Comieron en silencio. De vez en cuando, Pandre formulaba una pregunta, casi siempre como una muestra de respeto y de que no se había perdido por completo en sus cavilaciones. Preguntaba por el clima y las lluvias, por la vida de los animales y por diferentes enfermedades que cursaban con fiebre. Ana respondía en la medida de sus posibilidades y se preguntaba a su vez si Pandre pensaba ir al burdel aquella misma noche para disfrutar del favor que había pedido y obtenido de ella.
No obstante, no era ése su plan. Después de comer, Pandre· se levantó, se inclinó y pidió que fuera a recogerlo a las diez del día siguiente. Luego volvió a inclinarse levemente y salió del restaurante. Ana pagó la cuenta y se marchó a casa.

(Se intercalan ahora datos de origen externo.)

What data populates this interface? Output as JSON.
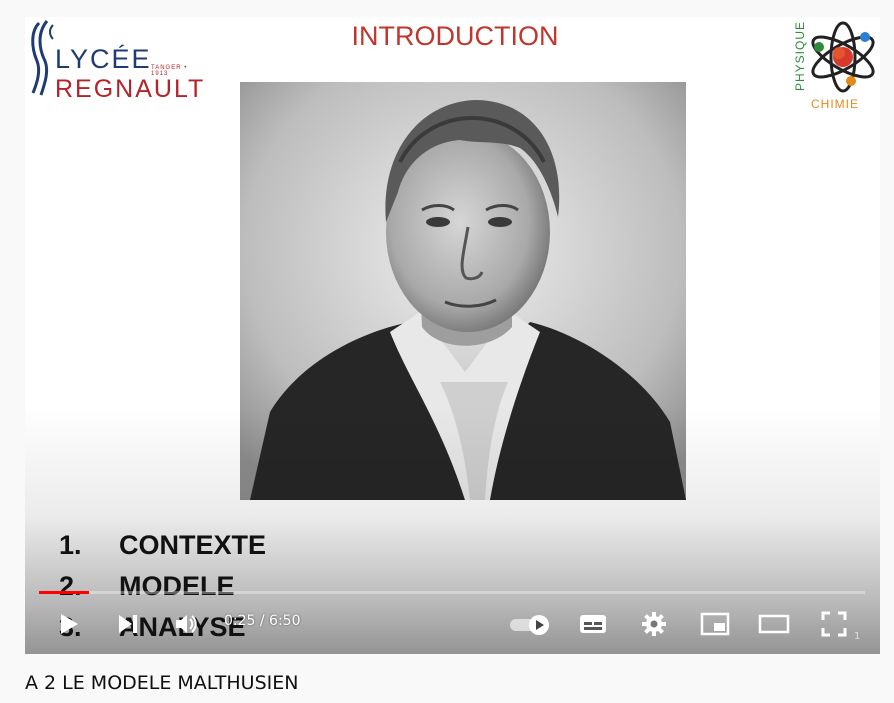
{
  "slide": {
    "title": "INTRODUCTION",
    "school_logo": {
      "line1": "LYCÉE",
      "line2": "REGNAULT",
      "tagline": "TANGER • 1913"
    },
    "subject_logo": {
      "vertical": "PHYSIQUE",
      "horizontal": "CHIMIE"
    },
    "outline": [
      {
        "num": "1.",
        "label": "CONTEXTE"
      },
      {
        "num": "2.",
        "label": "MODELE"
      },
      {
        "num": "3.",
        "label": "ANALYSE"
      }
    ]
  },
  "player": {
    "current_time": "0:25",
    "duration": "6:50",
    "time_text": "0:25 / 6:50",
    "progress_fraction": 0.061,
    "corner_badge": "1",
    "accent_color": "#ff0000",
    "controls": {
      "play": "play-icon",
      "next": "next-icon",
      "volume": "volume-icon",
      "autoplay": "autoplay-toggle-icon",
      "subtitles": "subtitles-icon",
      "settings": "gear-icon",
      "miniplayer": "miniplayer-icon",
      "theater": "theater-mode-icon",
      "fullscreen": "fullscreen-icon"
    }
  },
  "video": {
    "title": "A 2 LE MODELE MALTHUSIEN"
  }
}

Carlos había abandonado el tejado, ahíto de tanta langosta como había comido las últimas veinticuatro horas. Estaba tumbado en la cama de Ana y eructaba satisfecho. Ana se sentó a la mesa, abrió el diario, pero no escribió nada por el momento. Pensó en la impresión que le había causado Pandre ahora que lo había visto tan de cerca, y anotó todo lo sucedido desde su llegada.
Confiaba en que, un día, podría leerle a Isabel todo lo que había escrito. El relato sobre el largo viaje que supuso que ella recobrase la libertad.
Ya sabía cómo concluiría el diario en el futuro.
Plasmaría en él la fecha y la hora en que Isabel saliese libre de la cárcel.
Y escribiría la respuesta a aquella pregunta sobre la que tanto reflexionaba: lo sucedido tras la muerte de Lundmark, ¿sería tan sólo un paréntesis transitorio en su vida?
Lo último que anotase versaría sobre Isabel y su libertad.
Cerró el diario, apagó el candil y se quedó sentada en la oscuridad. Pensó: «Isabel, en ese agujero infecto. Y yo, encerrada en una prisión de otra naturaleza».